Talivan zog sich an. Er kannte diesen Blick von Gavannion, doch er war nicht bereit, darauf einzugehen. Er wollte nur vergessen, weiter nichts. Rachegefühle halfen ihm nicht dabei, denn er hatte seine Peiniger nicht einmal gesehen. An wem sollte er also seine Rache verüben?
Gavannion zog sich ebenfalls einen Eimer Wasser herauf. Er entkleidete sich und wiederholte die Waschung.
Talivan reichte ihm das Leinentuch, während er sich die feuchten Haare aus dem Gesicht strich. „Hat irgendeiner ein Wort von Abreise verlauten lassen?“
Gavannion schüttelte den Kopf. „Sie fühlen sich sehr wohl!“ .

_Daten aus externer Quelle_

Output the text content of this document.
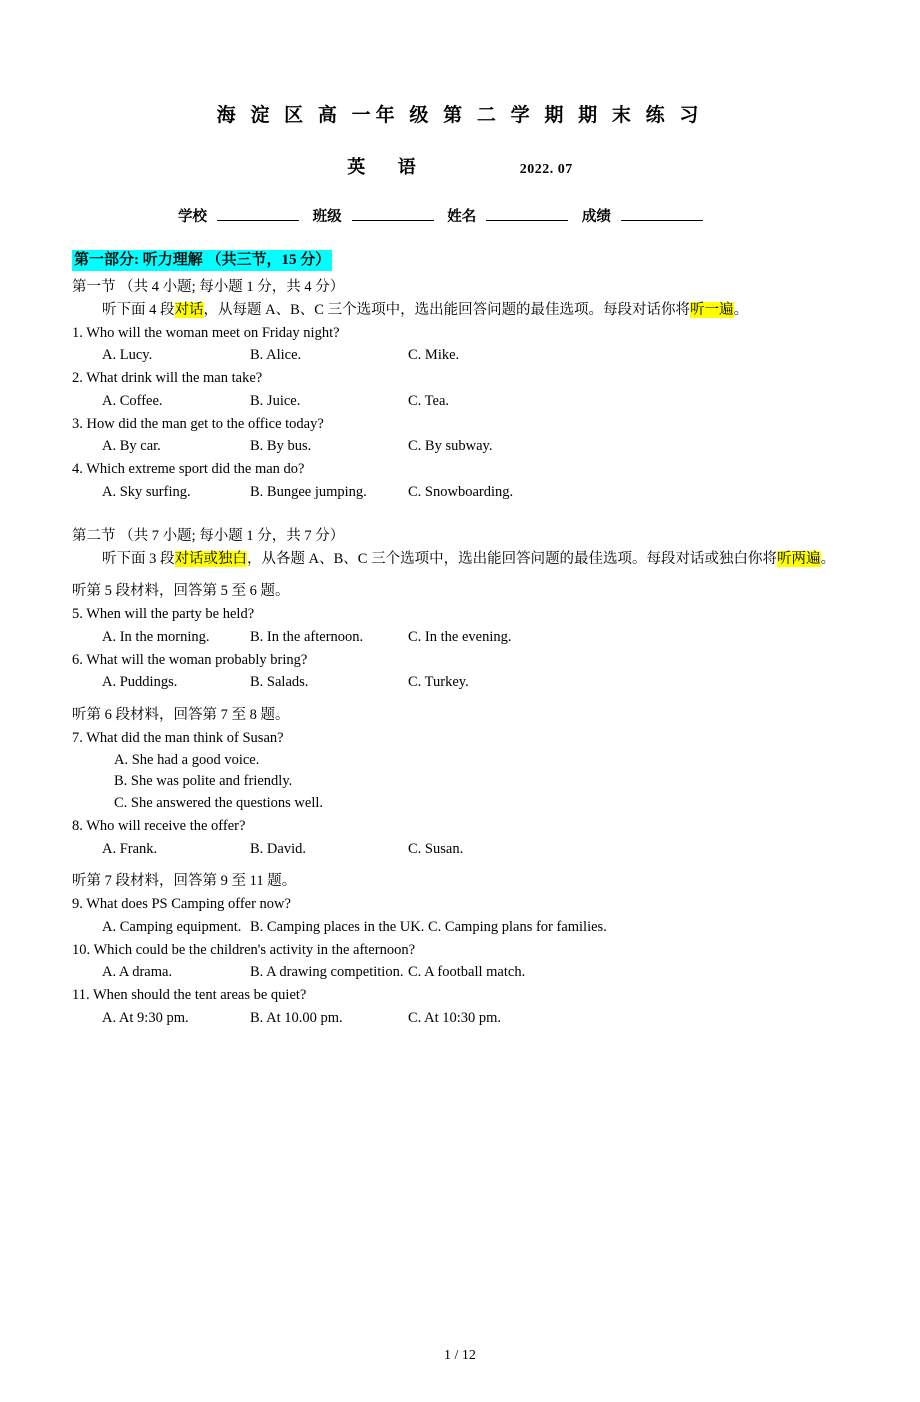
海 淀 区 高 一年 级 第 二 学 期 期 末 练 习
英 语	2022. 07
学校	班级	姓名	成绩
第一部分: 听力理解 （共三节，15 分）
第一节 （共 4 小题; 每小题 1 分，共 4 分）
听下面 4 段对话，从每题 A、B、C 三个选项中，选出能回答问题的最佳选项。每段对话你将听一遍。
1. Who will the woman meet on Friday night?
A. Lucy.	B. Alice.	C. Mike.
2. What drink will the man take?
A. Coffee.	B. Juice.	C. Tea.
3. How did the man get to the office today?
A. By car.	B. By bus.	C. By subway.
4. Which extreme sport did the man do?
A. Sky surfing.	B. Bungee jumping.	C. Snowboarding.
第二节 （共 7 小题; 每小题 1 分，共 7 分）
听下面 3 段对话或独白，从各题 A、B、C 三个选项中，选出能回答问题的最佳选项。每段对话或独白你将听两遍。
听第 5 段材料，回答第 5 至 6 题。
5. When will the party be held?
A. In the morning.	B. In the afternoon.	C. In the evening.
6. What will the woman probably bring?
A. Puddings.	B. Salads.	C. Turkey.
听第 6 段材料，回答第 7 至 8 题。
7. What did the man think of Susan?
A. She had a good voice.
B. She was polite and friendly.
C. She answered the questions well.
8. Who will receive the offer?
A. Frank.	B. David.	C. Susan.
听第 7 段材料，回答第 9 至 11 题。
9. What does PS Camping offer now?
A. Camping equipment. B. Camping places in the UK. C. Camping plans for families.
10. Which could be the children's activity in the afternoon?
A. A drama.	B. A drawing competition. C. A football match.
11. When should the tent areas be quiet?
A. At 9:30 pm.	B. At 10.00 pm.	C. At 10:30 pm.
1 / 12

„Was muß ich denn tun, um sie rauszuekeln?“ Talivan schüttelte unwillig den Kopf, und seine Haare landeten wieder im Gesicht.
Gavannion, der sich anzog, war inzwischen bei den Stiefeln angelangt. Talivan zog eine Grimasse, was sein vernarbtes Gesicht unschön verzerrte. Gavannion blickte hastig zur Seite, weil er Angst hatte, daß Talivan den Schmerz sah, den er bei seinem Anblick empfand.
„Die fressen unsere Wintervorräte weg. Sodelb sagt nichts, ich sehe es an ihrem Blick. Außerdem lassen die Kerle die Mägde nicht in Ruhe!“ sprach Talivan weiter.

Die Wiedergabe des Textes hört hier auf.